Objective: To evaluate the effects of composite bone in strategy of tissue engineering on bone defect repair in rats.
Methods: Sixteen matured Wistar rats (male or female, weighing 250-300 g) were used to prepare platelet lysate (PL). PL/allogeneic decalcified bone granules (ADBG)/Col I (PAC) and ADBG/Col I (AC) were prepared by mixing Col I gel ADBG with or without PL. BMSCs of 8 Wistar rats (male or female, weighing 250-300 g) were isolated and cultured. The 5th passage of BMSCs were co-cultured with PAC at the density of 1 x 10(6) cells/mL to fabricate the tissue engineered composite PACB in vitro. Forty healthy Wistar rats were made bilateral bone defects in femoral condyles and divided into 4 groups (A, B, C and D, n=10). The defects were filled with equivalent PACB, PAC, AC and Col I in groups A, B, C and D respectively. At 4 weeks, the defect repair was evaluated with radiology, histology, ALP biochemical tests.

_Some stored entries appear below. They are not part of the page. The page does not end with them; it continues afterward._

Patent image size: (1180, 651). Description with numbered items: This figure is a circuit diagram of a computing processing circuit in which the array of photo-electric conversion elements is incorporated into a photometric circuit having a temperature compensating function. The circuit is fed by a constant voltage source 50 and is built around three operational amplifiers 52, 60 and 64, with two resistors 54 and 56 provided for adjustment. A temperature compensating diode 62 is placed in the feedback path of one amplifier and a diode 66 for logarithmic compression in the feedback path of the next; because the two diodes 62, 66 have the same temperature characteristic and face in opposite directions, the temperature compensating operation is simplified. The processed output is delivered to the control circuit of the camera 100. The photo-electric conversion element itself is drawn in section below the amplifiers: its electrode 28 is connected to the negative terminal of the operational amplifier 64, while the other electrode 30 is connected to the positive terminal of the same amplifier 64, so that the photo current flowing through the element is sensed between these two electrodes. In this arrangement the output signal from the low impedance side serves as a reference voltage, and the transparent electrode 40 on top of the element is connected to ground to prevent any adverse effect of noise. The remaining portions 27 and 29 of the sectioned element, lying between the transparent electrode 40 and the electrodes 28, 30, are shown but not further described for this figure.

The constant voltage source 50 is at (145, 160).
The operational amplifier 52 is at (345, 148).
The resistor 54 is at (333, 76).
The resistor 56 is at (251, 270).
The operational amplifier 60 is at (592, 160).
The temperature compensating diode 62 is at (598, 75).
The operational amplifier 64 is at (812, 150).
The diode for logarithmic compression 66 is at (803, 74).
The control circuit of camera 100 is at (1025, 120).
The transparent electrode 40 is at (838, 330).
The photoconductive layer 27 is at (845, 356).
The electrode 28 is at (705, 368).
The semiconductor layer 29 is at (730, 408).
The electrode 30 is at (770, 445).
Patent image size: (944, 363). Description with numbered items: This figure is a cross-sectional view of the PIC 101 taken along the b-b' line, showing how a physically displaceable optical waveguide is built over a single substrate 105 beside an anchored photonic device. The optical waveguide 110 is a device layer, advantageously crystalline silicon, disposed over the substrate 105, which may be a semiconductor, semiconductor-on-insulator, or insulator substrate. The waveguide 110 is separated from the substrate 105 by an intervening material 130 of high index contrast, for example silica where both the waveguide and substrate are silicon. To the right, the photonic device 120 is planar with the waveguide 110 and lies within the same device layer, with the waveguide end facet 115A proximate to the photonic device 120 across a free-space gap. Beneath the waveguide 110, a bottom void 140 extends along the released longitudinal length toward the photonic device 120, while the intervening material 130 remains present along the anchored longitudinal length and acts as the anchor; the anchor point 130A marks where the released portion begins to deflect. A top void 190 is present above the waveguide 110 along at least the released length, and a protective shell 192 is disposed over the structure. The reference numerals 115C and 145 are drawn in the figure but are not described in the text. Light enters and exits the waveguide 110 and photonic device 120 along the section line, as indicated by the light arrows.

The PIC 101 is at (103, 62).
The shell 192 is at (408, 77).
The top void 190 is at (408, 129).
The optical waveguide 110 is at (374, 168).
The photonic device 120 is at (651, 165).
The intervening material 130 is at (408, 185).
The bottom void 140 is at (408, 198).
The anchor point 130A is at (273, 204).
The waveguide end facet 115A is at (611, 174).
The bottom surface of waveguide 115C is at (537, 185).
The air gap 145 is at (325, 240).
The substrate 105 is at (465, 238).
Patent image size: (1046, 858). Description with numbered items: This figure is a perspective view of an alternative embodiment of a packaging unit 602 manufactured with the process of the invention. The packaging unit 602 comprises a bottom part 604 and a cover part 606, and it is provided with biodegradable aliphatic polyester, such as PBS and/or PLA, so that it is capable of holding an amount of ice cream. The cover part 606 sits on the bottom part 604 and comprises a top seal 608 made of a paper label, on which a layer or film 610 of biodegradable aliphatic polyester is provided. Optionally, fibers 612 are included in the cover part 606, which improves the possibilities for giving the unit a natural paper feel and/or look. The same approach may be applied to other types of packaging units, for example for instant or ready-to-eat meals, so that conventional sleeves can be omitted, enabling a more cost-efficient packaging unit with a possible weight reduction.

Results: At 4 weeks, the bone density measurement was (7.31 +/- 0.54), (4.36 +/- 0.67), (2.12 +/- 0.47), and (1.09 +/- 0.55) pixels in groups A, B, C, and D, respectively. The area of new bone formation in defect area under single view was (412.82 +/- 22.31), (266.57 +/- 17.22), (94.34 +/- 20.22), and (26.12 +/- 12.51) pixels in groups A, B, C and D respectively. The ALP contents in femoral condyles were (94.31 +/- 7.54), (69.88 +/- 4.12), (41.33 +/- 3.46), and (21.03 +/- 3.11) U/L, respectively. The above indexes of group A were significantly higher than those of groups B, C or D (P < 0.05). Three-color flow cytometry assay showed that the T lymphocyte subsets of CD3(+)CD4(+)CD8(-), CD3(+)CD8(+)CD4(-), and the ratio of CD4/CD8 displayed no significant difference among four groups (P > 0.05).
Conclusion: Tissue engineered bone PACB is capable to promote the bone defect repair.